Moi à M. Charcot : « Est-elle éveillée ? — Je ne sais pas. Serait-elle endormie ? — Je ne sais pas. — Elle est pourtant éveillée ou endormie. — Je ne sais pas. — L’avez-vous endormie sans que je l’aie vu ? — Non. — Est-elle souvent ainsi ? — Toujours ! — C’est bien étrange. — Oui. ― Avez-vous une explication ! — Non. »

Ce dialogue nous avait fait oublier la malheureuse, qui continuait à gémir et à se tortiller sur sa chaise. M. Charcot avec une parole la tira d’affaire, et moi je restai abîmé dans d’inextricables réflexions. Je venais d’assister à une scène de soi-disant veille somnambulique.

M. Beaunis a le premier, je crois, attiré l’attention sur cet état, qu’il estime, comme je l’ai dit, intermédiaire entre la veille et le sommeil hypnotique. Il lui donne, faute de mieux, le nom de veille somnambulique, qui en rappelle assez heureusement le double caractère[1].

Je ne puis mieux faire que de résumer ses observations et les conclusions qu’il en tire.

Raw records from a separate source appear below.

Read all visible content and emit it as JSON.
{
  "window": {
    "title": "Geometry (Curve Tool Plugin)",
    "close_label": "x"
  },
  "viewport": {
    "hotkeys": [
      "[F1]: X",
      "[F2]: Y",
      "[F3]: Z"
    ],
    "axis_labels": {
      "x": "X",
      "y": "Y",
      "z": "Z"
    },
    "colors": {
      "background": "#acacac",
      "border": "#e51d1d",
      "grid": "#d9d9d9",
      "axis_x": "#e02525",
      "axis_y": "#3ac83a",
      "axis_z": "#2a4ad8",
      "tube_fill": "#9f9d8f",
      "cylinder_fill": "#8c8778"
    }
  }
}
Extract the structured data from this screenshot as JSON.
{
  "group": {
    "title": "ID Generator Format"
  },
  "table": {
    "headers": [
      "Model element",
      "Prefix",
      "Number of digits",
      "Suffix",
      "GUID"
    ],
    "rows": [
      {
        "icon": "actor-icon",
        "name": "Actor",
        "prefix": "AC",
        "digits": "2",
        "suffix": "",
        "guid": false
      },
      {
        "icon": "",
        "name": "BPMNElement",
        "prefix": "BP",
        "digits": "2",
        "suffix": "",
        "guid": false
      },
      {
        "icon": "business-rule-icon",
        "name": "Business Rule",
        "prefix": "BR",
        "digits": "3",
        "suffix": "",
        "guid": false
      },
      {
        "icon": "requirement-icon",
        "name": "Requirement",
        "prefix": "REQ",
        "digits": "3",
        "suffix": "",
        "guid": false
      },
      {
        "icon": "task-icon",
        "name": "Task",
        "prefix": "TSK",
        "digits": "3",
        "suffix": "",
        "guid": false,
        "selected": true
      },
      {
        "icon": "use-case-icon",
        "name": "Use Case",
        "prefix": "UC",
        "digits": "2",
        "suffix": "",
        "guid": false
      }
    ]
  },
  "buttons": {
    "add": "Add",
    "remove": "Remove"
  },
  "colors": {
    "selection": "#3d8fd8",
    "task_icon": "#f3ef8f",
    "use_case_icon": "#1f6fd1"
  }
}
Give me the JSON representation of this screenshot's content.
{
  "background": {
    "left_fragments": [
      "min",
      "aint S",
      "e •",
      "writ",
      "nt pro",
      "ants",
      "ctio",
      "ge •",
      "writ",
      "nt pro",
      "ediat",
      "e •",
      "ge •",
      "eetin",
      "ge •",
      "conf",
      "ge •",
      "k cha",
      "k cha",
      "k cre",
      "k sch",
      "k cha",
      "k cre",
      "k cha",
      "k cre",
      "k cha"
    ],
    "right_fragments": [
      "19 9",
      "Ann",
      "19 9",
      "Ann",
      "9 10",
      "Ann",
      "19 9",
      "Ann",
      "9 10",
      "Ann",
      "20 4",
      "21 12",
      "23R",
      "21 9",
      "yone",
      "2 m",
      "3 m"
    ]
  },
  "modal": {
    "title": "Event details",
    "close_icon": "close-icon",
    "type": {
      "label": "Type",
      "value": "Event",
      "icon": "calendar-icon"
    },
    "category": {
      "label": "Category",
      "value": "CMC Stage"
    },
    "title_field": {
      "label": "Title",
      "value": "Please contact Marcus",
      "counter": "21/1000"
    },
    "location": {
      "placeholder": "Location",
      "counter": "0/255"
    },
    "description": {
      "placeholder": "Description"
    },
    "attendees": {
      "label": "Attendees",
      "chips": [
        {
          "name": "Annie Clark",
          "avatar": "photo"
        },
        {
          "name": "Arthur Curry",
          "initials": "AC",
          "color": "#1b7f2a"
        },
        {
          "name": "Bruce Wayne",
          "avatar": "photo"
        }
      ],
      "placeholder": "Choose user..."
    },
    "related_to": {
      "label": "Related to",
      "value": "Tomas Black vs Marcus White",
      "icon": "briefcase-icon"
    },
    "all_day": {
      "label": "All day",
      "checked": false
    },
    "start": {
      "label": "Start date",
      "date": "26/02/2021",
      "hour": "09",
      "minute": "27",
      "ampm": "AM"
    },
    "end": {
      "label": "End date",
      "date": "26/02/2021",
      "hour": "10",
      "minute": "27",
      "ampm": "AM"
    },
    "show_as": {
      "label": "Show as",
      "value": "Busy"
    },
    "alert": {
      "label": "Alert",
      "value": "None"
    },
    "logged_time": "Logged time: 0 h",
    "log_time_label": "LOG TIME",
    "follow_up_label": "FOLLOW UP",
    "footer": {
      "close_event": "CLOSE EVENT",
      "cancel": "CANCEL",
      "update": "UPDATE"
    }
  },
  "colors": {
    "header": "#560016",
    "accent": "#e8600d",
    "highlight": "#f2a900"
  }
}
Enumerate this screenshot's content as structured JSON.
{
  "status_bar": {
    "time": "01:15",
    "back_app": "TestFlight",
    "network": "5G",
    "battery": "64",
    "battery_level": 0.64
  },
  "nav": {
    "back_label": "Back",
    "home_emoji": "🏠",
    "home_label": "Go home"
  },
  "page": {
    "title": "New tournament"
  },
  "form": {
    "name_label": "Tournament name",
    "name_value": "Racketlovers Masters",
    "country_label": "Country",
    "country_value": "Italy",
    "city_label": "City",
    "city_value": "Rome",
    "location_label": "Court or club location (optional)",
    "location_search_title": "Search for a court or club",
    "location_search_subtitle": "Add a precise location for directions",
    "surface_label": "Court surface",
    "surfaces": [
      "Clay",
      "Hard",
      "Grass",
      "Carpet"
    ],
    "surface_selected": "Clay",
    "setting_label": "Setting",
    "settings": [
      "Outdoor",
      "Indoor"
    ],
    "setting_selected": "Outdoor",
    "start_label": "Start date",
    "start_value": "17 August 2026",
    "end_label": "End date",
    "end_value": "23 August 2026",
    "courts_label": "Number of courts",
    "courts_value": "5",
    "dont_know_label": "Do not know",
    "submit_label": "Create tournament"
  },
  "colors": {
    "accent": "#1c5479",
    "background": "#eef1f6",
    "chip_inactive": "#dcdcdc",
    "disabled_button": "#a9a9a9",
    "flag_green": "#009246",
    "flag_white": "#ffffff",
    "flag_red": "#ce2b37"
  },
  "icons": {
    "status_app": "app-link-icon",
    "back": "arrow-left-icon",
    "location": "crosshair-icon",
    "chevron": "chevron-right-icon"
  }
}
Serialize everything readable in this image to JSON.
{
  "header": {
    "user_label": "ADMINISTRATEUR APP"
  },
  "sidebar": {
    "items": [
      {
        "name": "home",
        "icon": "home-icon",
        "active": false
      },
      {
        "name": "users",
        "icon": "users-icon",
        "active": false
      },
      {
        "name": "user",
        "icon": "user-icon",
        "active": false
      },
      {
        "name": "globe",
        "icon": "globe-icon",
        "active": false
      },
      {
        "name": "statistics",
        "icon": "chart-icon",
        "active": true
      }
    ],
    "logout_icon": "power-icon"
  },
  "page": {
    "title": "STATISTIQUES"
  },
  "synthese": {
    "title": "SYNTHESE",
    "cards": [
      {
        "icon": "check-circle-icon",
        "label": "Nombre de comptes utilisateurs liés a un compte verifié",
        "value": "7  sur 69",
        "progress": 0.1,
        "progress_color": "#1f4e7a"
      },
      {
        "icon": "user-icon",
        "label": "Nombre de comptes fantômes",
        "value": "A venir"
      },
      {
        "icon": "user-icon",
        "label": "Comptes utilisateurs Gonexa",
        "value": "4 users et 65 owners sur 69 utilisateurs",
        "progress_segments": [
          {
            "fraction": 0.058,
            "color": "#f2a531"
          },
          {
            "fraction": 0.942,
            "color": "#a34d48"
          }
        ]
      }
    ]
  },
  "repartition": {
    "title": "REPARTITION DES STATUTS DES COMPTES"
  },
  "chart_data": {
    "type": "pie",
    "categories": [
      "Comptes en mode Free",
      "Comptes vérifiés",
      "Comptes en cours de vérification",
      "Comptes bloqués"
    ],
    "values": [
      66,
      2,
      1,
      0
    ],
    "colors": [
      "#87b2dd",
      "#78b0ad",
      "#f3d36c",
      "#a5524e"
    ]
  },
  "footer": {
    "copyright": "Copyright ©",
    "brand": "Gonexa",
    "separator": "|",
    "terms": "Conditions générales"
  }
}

1o Le souvenir des hallucinations et des actes suggérés pendant le sommeil hypnotique, mais se produisant après le réveil, est aboli dès leur accomplissement. Exemples : Réveillée, Mlle A….. E….. voit un nez d’argent à M. X….. Sitôt que la suggestion lui est enlevée par la parole, elle ne se rappelle plus avoir vu M. X….. avec un nez d’argent. Mme H….. A….. doit, trois minutes après son réveil, aller embrasser une petite paysanne qu’elle voit pour la première fois ; l’acte accompli, plus de souvenir.

2o Le même oubli a lieu pour les hallucinations et les actes suggérés à l’état de veille. « Cet oubli se produit même quand on appelle d’une façon particulière l’attention du sujet sur le phénomène qui lui a été suggéré à l’état de veille. » Exemple : Mlle A….. E….. doit tourner ses mains l’une sur l’autre. Elle ne peut les arrêter. On lui fait remarquer son impuissance et on l’invite à s’en souvenir. M. Beaunis lui arrête les mains ; oubli.

3o Le même oubli s’observe à l’égard d’actes plus longs et plus

  1. Voir Revue philos., juillet et août 1885. Ces deux articles sont reproduits par lui dans ses Recherches expérimentales sur les conditions de l’activité cérébrale, etc., p. 48 et suiv.